Shou Zi Chew gehört ohnehin zur Sorte moderner Kosmopoliten, bei denen die Staatsangehörigkeit eine biografische Fussnote ist. Er wurde zwar am 1. Januar 1983 in Singapur geboren, hat dort die Highschool abgeschlossen und den Wehrdienst bei der Luftwaffe geleistet. Aber dann studierte er am University College in London und arbeitete nach seinem Abschluss dort erst einmal für den Bankenkonzern Goldman Sachs sowie für die russische Internet-Investmentfirma DST, wo er vor allem für Projekte in China wie Alibaba, Xiaomi und seinen späteren Arbeitgeber Bytedance zuständig war.
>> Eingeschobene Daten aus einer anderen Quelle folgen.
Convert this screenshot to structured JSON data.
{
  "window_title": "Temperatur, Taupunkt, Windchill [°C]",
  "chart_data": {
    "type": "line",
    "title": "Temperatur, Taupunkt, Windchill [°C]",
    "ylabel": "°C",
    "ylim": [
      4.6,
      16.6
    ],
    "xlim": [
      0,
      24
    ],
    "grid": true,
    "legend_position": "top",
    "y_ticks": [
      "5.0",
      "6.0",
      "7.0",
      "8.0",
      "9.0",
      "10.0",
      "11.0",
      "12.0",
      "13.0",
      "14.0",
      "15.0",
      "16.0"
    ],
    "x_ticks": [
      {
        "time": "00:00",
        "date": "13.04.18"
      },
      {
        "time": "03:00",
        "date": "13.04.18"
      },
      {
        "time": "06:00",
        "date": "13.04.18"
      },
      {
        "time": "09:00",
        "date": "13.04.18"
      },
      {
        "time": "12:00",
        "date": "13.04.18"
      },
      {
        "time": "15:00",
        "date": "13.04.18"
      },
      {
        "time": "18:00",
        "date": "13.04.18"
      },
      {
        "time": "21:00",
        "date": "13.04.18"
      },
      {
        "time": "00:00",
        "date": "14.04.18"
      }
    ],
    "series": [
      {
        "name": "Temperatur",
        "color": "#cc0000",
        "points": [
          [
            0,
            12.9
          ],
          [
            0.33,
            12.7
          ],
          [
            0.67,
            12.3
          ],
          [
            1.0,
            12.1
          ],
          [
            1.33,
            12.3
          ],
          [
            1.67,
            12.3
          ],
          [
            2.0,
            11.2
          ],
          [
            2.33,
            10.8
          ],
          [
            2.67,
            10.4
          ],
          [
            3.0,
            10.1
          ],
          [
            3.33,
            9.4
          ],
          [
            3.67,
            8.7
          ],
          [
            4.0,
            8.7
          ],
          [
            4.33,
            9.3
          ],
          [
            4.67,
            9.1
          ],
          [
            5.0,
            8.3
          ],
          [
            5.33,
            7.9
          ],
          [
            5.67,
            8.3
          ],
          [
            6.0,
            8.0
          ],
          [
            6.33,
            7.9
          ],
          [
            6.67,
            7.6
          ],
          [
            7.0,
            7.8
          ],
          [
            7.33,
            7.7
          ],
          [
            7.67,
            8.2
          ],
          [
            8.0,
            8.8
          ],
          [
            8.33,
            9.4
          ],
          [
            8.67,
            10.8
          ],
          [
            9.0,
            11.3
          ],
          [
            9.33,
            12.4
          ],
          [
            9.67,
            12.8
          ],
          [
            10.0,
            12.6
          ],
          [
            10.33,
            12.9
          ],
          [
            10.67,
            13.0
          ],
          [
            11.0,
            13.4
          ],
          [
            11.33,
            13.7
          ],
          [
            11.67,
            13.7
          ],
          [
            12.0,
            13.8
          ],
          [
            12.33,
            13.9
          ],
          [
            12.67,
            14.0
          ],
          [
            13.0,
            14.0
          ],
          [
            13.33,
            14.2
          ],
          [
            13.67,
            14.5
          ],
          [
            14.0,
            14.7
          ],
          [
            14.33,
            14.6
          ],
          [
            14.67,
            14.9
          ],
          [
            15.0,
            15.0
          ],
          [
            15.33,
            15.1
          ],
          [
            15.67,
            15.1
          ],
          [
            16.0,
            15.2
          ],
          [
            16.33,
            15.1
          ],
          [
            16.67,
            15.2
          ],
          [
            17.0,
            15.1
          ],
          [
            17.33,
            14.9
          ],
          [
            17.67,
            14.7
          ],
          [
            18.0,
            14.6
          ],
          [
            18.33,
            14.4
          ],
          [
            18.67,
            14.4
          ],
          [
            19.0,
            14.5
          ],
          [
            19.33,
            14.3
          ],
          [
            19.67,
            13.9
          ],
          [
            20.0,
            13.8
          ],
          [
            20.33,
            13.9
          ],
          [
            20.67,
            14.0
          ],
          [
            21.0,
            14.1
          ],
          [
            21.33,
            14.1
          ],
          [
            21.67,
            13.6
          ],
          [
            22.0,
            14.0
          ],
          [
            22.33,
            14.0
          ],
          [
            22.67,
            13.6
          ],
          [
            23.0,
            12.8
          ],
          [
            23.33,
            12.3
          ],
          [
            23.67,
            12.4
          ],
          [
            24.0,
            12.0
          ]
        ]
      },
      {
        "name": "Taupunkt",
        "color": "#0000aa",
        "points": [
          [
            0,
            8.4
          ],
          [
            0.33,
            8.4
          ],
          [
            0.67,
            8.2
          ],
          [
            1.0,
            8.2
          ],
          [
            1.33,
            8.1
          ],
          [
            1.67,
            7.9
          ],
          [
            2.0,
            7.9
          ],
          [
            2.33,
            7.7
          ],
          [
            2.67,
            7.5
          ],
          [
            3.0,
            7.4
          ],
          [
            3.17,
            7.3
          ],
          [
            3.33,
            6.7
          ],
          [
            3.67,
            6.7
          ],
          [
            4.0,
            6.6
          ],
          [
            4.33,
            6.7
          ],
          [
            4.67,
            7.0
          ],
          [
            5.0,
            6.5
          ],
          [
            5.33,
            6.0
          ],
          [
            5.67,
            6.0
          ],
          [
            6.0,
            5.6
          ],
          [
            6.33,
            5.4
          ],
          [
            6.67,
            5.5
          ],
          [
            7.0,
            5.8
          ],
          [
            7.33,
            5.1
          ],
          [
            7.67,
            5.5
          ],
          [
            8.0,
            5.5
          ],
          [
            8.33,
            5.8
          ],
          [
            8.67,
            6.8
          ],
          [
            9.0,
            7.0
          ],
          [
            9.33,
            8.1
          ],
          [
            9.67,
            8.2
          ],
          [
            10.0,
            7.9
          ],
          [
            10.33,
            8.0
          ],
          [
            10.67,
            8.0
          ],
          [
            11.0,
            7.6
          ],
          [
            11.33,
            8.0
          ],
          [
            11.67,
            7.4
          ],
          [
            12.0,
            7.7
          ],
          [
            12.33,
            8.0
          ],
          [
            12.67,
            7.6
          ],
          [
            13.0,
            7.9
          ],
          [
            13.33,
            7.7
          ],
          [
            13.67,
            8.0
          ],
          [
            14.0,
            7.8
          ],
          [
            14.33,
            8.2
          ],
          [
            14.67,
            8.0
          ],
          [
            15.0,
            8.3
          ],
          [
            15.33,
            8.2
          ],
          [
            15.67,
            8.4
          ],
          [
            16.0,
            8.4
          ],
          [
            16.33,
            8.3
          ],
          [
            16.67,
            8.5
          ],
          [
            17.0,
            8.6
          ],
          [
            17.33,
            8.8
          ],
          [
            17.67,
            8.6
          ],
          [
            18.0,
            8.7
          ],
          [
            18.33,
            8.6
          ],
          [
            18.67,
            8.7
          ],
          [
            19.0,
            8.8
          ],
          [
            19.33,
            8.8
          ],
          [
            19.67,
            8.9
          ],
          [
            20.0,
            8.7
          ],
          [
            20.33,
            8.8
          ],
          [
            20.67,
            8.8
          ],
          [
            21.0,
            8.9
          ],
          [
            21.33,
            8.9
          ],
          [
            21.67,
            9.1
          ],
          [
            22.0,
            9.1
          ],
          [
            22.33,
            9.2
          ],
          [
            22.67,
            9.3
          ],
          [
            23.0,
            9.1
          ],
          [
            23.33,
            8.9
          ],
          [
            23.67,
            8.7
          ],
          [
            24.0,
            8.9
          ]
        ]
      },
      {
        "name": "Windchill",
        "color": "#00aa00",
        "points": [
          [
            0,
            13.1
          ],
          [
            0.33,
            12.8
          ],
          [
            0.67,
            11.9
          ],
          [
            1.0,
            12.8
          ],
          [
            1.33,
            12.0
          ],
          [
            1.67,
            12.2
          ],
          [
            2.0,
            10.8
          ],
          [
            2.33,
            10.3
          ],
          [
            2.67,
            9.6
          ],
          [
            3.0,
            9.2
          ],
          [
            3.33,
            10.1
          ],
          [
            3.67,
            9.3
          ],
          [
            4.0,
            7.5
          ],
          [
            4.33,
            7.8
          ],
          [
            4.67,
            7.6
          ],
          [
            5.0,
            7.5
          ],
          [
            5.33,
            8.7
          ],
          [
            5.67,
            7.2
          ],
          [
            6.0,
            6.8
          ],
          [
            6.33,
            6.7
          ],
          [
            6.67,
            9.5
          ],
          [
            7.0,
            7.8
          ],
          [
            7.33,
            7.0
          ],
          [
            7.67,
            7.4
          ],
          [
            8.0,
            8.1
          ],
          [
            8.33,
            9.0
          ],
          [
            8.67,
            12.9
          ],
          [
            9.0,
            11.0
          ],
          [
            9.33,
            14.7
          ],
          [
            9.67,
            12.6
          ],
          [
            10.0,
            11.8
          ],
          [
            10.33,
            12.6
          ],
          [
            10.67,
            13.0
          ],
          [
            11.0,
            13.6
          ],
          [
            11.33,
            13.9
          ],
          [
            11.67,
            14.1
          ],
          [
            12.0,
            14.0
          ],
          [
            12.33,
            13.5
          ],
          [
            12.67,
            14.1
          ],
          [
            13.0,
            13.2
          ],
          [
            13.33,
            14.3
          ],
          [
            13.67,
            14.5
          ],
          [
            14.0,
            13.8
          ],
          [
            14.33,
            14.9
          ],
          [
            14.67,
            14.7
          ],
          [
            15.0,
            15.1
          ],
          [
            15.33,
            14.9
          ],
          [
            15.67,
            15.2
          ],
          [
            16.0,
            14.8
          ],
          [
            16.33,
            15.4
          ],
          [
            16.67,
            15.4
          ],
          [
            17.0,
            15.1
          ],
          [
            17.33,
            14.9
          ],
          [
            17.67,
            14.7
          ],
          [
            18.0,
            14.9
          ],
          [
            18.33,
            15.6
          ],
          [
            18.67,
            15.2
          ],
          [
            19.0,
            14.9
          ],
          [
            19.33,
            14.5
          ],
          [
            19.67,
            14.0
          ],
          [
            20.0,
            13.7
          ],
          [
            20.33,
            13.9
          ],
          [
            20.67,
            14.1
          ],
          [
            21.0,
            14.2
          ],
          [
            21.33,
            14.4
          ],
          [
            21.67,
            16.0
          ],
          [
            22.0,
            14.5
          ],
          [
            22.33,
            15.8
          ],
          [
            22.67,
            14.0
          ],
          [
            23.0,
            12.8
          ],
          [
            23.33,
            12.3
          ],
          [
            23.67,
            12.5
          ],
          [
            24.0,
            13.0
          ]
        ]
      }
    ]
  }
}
2010 ging er noch mal zum Studieren an die Harvard Business School. Während dieser Zeit machte er auch ein Praktikum bei Facebook, das damals noch einen Preis als «Bestes Start-up» gewann. 2015 wurde er zum Elektrowarengiganten Xiaomi nach Peking geholt und wurde dort der erste nicht chinesische Chef fürs ausländische Geschäft. 2021 wechselte er zu Bytedance, erst als Finanzchef, dann als Ersatz für den erst Monate zuvor von Disney abgeworbenen Kevin Mayer. Dieser war gegangen, nachdem Donald Trump mit einer Verbotsdrohung versucht hatte, Bytedance zum Verkauf von Tiktok an eine US-Firma zu zwingen.
Der Druck muss gross sein
Die Leichtigkeit und Souveränität, mit der Shou Zi Chew in der Weltöffentlichkeit auftritt, sollte nicht darüber hinwegtäuschen, dass er von allen Tech-Chefs den derzeit härtesten Job hat. Die USA versuchen nun erneut, den Konzern durch einen Bann in die Knie zu zwingen.
Bisher konnte Chew jedenfalls nicht glaubhaft machen, dass die chinesische Regierung nicht doch Einfluss auf das Netzwerk hat. Man weiss daher nicht, welchem Druck und welchen Machtkämpfen er hinter den Kulissen ausgesetzt ist. Aber man ahnt es.